Researchers reported 5-year OS of 44.5% (95% CI, 29.2-55.1) among all patients who developed a SMN. Five-year OS was 24.2% (95% CI, 9.1-43.2) among those who developed a hematologic SMN (n=34) and 51.6% (95% CI, 33.9-66.7) among those who developed a solid tumor SMN (n=55).

Nine patients in the study population subsequently developed a third malignancy. Types included adenocarcinoma of the colon, melanoma, breast cancer and squamous cell carcinoma of the esophagus. One patient developed a fourth malignancy, papillary adenocarcinoma of the thyroid gland.
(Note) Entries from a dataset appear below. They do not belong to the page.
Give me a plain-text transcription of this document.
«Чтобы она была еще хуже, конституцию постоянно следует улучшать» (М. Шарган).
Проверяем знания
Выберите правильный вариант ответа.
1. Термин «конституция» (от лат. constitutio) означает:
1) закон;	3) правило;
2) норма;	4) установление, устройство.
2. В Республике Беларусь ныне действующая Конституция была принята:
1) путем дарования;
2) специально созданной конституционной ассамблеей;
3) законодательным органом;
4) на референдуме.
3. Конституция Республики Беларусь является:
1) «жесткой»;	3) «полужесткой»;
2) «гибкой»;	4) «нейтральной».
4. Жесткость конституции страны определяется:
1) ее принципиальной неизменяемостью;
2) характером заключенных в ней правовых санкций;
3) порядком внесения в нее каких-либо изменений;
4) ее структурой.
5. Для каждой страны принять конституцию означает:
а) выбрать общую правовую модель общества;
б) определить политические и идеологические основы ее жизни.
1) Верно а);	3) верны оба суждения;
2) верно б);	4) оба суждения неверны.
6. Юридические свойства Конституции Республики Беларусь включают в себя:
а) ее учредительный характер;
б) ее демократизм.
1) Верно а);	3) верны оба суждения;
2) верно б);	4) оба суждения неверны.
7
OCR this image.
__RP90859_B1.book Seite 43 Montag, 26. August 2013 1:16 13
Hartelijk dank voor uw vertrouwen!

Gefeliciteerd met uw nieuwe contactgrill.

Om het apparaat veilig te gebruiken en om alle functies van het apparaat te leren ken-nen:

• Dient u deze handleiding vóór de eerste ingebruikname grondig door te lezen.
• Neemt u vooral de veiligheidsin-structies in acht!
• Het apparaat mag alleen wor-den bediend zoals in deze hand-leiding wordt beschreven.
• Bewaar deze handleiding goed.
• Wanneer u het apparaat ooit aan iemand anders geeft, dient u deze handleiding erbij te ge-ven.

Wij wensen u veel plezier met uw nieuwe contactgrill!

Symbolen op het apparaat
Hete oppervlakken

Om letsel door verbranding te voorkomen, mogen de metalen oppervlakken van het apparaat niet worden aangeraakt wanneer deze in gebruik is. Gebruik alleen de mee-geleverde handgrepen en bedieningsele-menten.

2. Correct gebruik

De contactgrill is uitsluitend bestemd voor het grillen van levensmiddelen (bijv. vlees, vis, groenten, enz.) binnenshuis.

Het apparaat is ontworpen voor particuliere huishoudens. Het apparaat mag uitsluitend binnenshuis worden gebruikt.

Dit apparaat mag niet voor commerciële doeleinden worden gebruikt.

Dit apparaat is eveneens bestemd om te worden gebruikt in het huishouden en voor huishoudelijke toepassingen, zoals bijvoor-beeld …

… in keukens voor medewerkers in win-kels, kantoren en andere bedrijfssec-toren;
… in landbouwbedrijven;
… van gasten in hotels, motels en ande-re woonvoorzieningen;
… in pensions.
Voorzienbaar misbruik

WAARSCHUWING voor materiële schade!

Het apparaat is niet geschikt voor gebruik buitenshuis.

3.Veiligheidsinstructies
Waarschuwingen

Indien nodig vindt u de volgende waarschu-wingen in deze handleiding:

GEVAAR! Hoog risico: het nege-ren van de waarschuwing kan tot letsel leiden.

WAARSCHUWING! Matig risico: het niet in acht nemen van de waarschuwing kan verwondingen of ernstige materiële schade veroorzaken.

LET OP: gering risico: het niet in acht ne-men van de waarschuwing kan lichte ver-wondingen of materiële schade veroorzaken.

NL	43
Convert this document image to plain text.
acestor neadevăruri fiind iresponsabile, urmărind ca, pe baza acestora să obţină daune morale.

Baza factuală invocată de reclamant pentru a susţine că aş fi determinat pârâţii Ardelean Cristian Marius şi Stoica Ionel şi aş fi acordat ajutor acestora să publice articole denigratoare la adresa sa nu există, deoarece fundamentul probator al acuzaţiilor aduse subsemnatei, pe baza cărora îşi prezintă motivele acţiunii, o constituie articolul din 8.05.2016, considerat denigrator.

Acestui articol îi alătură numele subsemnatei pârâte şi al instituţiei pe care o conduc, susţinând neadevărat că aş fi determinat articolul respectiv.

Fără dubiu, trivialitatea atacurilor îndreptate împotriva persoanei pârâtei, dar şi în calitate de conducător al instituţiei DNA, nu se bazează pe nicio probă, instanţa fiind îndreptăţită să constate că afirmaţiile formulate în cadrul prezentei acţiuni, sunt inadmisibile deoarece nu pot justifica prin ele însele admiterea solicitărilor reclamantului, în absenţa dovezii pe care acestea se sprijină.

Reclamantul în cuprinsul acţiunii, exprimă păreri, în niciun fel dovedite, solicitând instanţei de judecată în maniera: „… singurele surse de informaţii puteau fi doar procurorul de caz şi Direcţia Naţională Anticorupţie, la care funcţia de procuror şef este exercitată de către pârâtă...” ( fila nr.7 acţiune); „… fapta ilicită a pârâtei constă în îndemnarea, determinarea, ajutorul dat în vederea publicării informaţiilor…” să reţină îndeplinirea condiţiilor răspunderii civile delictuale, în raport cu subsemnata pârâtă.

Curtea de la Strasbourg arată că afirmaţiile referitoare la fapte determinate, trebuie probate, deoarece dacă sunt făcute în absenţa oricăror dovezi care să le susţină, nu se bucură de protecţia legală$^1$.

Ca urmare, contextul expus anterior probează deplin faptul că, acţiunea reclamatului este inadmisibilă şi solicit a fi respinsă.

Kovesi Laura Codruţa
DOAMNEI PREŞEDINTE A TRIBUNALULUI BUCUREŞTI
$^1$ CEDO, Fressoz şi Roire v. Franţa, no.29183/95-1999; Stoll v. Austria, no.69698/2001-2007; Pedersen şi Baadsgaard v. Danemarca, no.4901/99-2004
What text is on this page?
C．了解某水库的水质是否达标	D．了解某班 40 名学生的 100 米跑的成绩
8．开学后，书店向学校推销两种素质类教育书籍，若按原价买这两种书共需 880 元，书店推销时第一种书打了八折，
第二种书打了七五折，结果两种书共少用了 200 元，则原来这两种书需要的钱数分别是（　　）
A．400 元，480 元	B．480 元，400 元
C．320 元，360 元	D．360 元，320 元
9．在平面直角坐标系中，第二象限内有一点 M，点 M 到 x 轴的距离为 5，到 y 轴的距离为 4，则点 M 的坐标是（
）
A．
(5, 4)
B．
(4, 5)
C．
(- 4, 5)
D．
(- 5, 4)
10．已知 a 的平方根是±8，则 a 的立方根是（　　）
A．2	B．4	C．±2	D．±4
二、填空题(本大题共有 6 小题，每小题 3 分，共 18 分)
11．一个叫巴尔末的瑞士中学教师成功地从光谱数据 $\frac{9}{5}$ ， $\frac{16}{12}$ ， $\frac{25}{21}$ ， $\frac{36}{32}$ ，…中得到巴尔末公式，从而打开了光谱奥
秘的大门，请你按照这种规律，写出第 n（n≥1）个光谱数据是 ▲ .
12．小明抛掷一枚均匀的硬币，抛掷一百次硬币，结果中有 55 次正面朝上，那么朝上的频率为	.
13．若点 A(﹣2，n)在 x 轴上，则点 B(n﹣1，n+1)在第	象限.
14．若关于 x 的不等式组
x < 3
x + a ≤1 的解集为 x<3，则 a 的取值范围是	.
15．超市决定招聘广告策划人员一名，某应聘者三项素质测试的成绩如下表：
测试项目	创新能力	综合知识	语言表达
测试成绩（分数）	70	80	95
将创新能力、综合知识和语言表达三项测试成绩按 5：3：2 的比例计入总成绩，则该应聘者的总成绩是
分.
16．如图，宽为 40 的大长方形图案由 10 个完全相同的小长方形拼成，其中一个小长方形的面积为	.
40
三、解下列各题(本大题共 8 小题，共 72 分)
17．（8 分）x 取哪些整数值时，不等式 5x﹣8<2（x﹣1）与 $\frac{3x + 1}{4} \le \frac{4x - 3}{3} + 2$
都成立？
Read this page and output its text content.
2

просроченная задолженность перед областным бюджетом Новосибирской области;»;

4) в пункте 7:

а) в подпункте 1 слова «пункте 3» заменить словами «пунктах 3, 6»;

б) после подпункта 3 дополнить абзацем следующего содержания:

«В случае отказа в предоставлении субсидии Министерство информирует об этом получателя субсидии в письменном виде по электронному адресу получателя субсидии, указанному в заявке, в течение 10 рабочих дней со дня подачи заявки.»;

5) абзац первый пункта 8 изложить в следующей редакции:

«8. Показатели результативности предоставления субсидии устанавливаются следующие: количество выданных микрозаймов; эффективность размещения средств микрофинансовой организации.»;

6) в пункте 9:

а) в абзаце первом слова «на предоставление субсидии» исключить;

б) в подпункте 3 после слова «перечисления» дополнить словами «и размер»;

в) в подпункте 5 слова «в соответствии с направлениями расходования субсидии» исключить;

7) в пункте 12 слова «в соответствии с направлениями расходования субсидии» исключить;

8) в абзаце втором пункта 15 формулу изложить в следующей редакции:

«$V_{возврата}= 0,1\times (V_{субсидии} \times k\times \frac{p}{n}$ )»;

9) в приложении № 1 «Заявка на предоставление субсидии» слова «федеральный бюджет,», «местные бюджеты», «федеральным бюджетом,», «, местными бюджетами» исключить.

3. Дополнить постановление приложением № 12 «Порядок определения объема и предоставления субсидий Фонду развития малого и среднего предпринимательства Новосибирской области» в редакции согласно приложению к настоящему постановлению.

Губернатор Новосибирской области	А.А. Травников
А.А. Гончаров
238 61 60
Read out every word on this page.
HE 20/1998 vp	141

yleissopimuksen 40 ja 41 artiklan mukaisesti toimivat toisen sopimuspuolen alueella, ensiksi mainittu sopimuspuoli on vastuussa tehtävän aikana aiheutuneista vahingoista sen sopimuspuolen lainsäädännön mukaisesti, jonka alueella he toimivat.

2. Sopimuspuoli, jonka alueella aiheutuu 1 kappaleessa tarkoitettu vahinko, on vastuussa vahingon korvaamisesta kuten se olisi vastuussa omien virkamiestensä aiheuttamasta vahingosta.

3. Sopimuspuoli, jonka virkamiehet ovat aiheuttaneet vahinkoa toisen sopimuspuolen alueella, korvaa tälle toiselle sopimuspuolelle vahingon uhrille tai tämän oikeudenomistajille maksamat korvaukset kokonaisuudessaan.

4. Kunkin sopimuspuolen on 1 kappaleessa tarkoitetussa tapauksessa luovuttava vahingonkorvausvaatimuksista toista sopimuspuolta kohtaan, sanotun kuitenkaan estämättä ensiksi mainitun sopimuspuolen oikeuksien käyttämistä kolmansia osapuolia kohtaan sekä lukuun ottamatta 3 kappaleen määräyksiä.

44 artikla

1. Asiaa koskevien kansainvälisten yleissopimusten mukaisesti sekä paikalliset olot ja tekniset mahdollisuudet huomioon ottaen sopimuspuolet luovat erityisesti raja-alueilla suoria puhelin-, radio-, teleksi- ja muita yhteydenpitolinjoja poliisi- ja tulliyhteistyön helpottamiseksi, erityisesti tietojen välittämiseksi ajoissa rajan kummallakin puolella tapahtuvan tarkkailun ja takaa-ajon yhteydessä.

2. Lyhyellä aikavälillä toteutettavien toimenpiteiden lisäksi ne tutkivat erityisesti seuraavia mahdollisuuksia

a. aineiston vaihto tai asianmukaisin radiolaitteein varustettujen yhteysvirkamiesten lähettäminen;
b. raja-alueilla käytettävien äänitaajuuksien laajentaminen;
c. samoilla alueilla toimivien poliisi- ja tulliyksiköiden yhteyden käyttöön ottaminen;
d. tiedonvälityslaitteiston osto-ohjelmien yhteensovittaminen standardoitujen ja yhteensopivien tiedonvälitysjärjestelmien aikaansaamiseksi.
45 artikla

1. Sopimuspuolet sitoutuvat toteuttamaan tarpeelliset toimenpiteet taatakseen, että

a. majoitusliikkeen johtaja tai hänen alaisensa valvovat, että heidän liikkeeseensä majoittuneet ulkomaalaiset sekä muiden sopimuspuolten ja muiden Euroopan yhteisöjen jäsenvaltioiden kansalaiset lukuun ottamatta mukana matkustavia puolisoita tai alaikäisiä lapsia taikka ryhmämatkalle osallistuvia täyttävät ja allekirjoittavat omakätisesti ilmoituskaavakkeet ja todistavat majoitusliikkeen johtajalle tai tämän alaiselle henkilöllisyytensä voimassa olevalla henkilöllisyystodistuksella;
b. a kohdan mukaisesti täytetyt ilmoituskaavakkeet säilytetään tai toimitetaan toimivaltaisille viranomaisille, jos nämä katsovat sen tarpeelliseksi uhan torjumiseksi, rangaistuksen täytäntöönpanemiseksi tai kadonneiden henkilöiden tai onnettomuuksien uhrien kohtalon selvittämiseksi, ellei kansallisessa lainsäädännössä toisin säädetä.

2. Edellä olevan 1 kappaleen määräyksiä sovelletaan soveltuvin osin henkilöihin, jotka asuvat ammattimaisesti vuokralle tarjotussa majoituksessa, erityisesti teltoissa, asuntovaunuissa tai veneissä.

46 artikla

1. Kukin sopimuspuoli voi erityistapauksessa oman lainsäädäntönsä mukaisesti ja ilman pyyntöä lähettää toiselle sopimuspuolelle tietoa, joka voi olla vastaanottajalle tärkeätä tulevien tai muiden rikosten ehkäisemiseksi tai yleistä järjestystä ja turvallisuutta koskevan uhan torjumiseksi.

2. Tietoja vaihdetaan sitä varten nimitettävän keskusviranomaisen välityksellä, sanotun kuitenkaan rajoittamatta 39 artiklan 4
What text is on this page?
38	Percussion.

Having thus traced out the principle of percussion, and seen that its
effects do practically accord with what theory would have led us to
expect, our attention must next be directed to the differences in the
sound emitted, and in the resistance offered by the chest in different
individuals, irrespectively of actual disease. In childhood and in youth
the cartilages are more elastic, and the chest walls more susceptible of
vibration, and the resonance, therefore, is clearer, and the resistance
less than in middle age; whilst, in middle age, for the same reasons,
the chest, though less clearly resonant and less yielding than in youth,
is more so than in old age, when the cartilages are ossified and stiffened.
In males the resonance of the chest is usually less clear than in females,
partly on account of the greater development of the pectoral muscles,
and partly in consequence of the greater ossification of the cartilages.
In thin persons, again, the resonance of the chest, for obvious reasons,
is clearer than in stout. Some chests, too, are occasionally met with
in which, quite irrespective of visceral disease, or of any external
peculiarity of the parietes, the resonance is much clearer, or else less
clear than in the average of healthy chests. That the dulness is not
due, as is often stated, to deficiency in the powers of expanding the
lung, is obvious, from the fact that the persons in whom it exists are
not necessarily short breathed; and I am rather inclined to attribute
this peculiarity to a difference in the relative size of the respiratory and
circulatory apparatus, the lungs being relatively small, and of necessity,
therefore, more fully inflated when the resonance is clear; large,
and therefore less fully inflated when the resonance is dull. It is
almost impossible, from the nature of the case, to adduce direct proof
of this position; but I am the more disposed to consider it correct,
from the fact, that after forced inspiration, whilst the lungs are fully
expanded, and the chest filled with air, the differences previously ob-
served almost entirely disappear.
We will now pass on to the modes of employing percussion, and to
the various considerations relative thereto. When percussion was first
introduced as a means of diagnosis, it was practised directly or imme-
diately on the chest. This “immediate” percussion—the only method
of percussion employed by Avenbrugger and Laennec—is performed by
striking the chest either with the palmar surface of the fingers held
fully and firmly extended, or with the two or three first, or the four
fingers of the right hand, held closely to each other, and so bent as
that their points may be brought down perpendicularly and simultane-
“Further studies evaluating genetic risks need to be conducted to determine whether these patients harbor a genetic predisposition toward an SMN via altered DNA stability or altered chemotherapy metabolism,” Lee and colleagues wrote. “Additional studies are needed to identify targeted therapeutics that enable the successful treatment of osteosarcoma without the potential genotoxic side effects.”

Disclosure: The study was funded by Swim Across America, the National Center for Advancing Translational Sciences and the NIH.